À Belluno, parmi les souvenirs de Dino Buzzati
Élégante, à taille humaine, nichée dans un amphithéâtre de montagnes. Mais Belluno est avant tout la ville de l'écrivain Dino Buzzati, né dans la localité de San Pellegrino, à 2 kilomètres de la ville, où vous pouvez (ou plutôt, vous devez) visiter sa maison natale : la Villa Buzzati du XVIe siècle, une demeure vénitienne typique avec une façade recouverte de fresques. Un autre artiste a marqué ce lieu : Andrea Brustolon, le maître ébéniste de Belluno, au point d'être appelé le «Michel-Ange du bois». Deux de ses chefs-d'œuvre sont exposés à l'intérieur de l'église San Pietro : la Mort de Saint François Xavier et la Crucifixion.
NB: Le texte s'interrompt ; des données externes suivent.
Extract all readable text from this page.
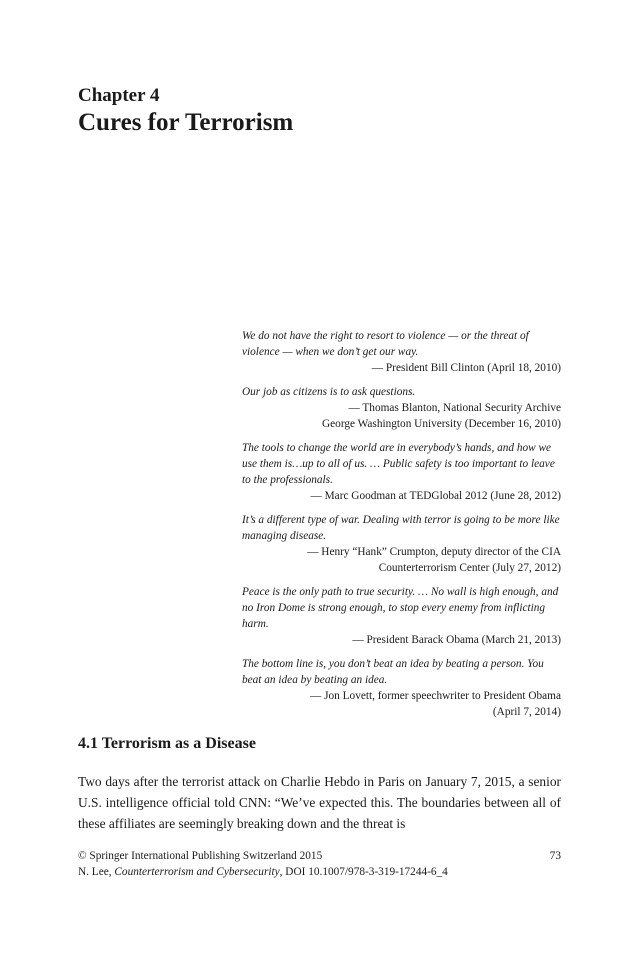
Chapter 4
Cures for Terrorism
We do not have the right to resort to violence — or the threat of violence — when we don’t get our way.
— President Bill Clinton (April 18, 2010)
Our job as citizens is to ask questions.
— Thomas Blanton, National Security Archive
George Washington University (December 16, 2010)
The tools to change the world are in everybody’s hands, and how we use them is…up to all of us. … Public safety is too important to leave to the professionals.
— Marc Goodman at TEDGlobal 2012 (June 28, 2012)
It’s a different type of war. Dealing with terror is going to be more like managing disease.
— Henry “Hank” Crumpton, deputy director of the CIA
Counterterrorism Center (July 27, 2012)
Peace is the only path to true security. … No wall is high enough, and no Iron Dome is strong enough, to stop every enemy from inflicting harm.
— President Barack Obama (March 21, 2013)
The bottom line is, you don’t beat an idea by beating a person. You beat an idea by beating an idea.
— Jon Lovett, former speechwriter to President Obama
(April 7, 2014)
4.1 Terrorism as a Disease

Two days after the terrorist attack on Charlie Hebdo in Paris on January 7, 2015, a senior U.S. intelligence official told CNN: “We’ve expected this. The boundaries between all of these affiliates are seemingly breaking down and the threat is

© Springer International Publishing Switzerland 2015	73
N. Lee, Counterterrorism and Cybersecurity, DOI 10.1007/978-3-319-17244-6_4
Un troisième, peut-être le plus célèbre, est l'ange qui se dresse à 72 mètres de haut sur le clocher de la cathédrale San Martino. Mais ce n'est pas tout. Puisque vous êtes sur la Piazza Duomo, jetez un coup d'œil au Palais des Recteurs, un merveilleux exemple de la Renaissance vénitienne. À ce stade, vous êtes prêt à passer des merveilles artistiques à celles de la nature. Il est temps de monter à vélo et d'affronter la première partie du tracé, qui descend brièvement dans la vallée du Piave, puis remonte en direction des montagnes.
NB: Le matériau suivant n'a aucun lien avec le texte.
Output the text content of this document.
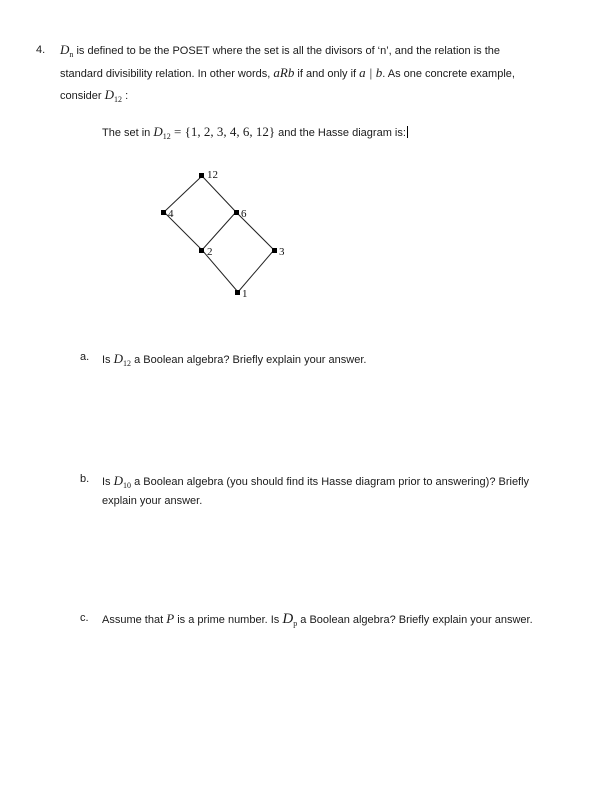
4. $D_n$ is defined to be the POSET where the set is all the divisors of ‘n’, and the relation is the
standard divisibility relation. In other words, aRb if and only if a | b. As one concrete example,
consider $D_{12}$ :
The set in $D_{12} = \{1$, 2, 3, 4, 6, 12} and the Hasse diagram is:
12
4	6
2	3
1
a. Is $D_{12}$ a Boolean algebra? Briefly explain your answer.
b. Is $D_{10}$ a Boolean algebra (you should find its Hasse diagram prior to answering)? Briefly
explain your answer.
c. Assume that P is a prime number. Is $D_p$ a Boolean algebra? Briefly explain your answer.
Dans le Val di Fassa, dans le sillage des champions
À Cencenighe Agordino, où la Val del Biois et la Val Cordevole se rejoignent, commence la montée vers le col San Pellegrino: 20 kilomètres au goût aigre-doux, entre des paysages merveilleux et des pentes qui, après le passage de Falcade, dépassent 15 %. Derrière le col, cependant, le paradis s'ouvre : c'est le Val di Fassa, une étendue verdoyante ornée de certains des sommets les plus spectaculaires des Dolomites, tels que le Sass Pordoi, les Torri del Sella, le Catinaccio et la Marmolada. Il est difficile de choisir un endroit où vous suggérer un arrêt, mais nous essayons. Moena, entourée de forêts de pins, de mélèzes et de sapins. Vigo di Fassa, où le hameau de San Giovanni abrite le Musée ladin de Fascia, dédié à la culture ladine. Ou Canazei, carrefour de routes vers les cols les plus célèbres, qui relient le Val di Fassa aux autres vallées ladines. Il est temps de lancer l'attaque au mythe : le col du Pordoi (2 239 mètres d'altitude), théâtre de certaines des plus belles pages de notre cyclisme. Une parmi toutes ? Lors du Tour d'Italie de 1940, sur ces virages, le champion Gino Bartali a encouragé le débutant Fausto Coppi, qui, grâce à son aide, a conquis le sommet et a mis une hypothèque sur son premier triomphe au Tour. Mais si Coppi a connu une crise, cela ne veut pas dire que cela doit vous arriver à vous aussi : c'est une montée de 11,8 kilomètres à 6,8 % de pente moyenne. Vous pouvez le faire !
Sur la Marmolada, en souvenir de la Grande Guerre
La descente dans la vallée de Fodom, avec sa perle Arabba, pourrait vous pousser à vous arrêter. Pourquoi quitter un endroit comme celui-ci ? Mais une autre entreprise (si vous le souhaitez) vous attend : la conquête de la Marmolada. Dans la montée, vous rencontrerez le charmant village de Sottoguda, parsemé d'anciennes granges (les tabièi) et de maisons en pierre décorées avec amour par les habitants. De Malga Ciapela commence la dernière partie de l'ascension du col Fedaia, à la frontière entre la Vénétie et le Trentin-Haut-Adige (2 057 mètres d'altitude) : à partir de ce point , les pentes ne descendent pas en dessous de 10 %, avec des pics fréquents à 18 %. Une fois arrivé au col, vous êtes au pied de la montagne. La dernière chose qui vous viendra à l'esprit est de quitter cet endroit sans l'avoir exploré. Si vous avez encore de la force dans les jambes, vous pouvez marcher le long des rives du lac Fedaia. Vous pouvez également prendre le téléphérique qui monte à Punta Rocca (où se trouve une belle terrasse panoramique) et descendre à la gare de Serauta, où se trouve le Marmolada Grande Guerra: c'est le plus haut musée d'Europe (à 3 000 mètres) et il raconte les batailles qui ont eu lieu entre ces sommets pendant la Première Guerre mondiale. Jamais auparavant, on ne s'était battu à des altitudes aussi élevées. Des émotions à n'en plus finir.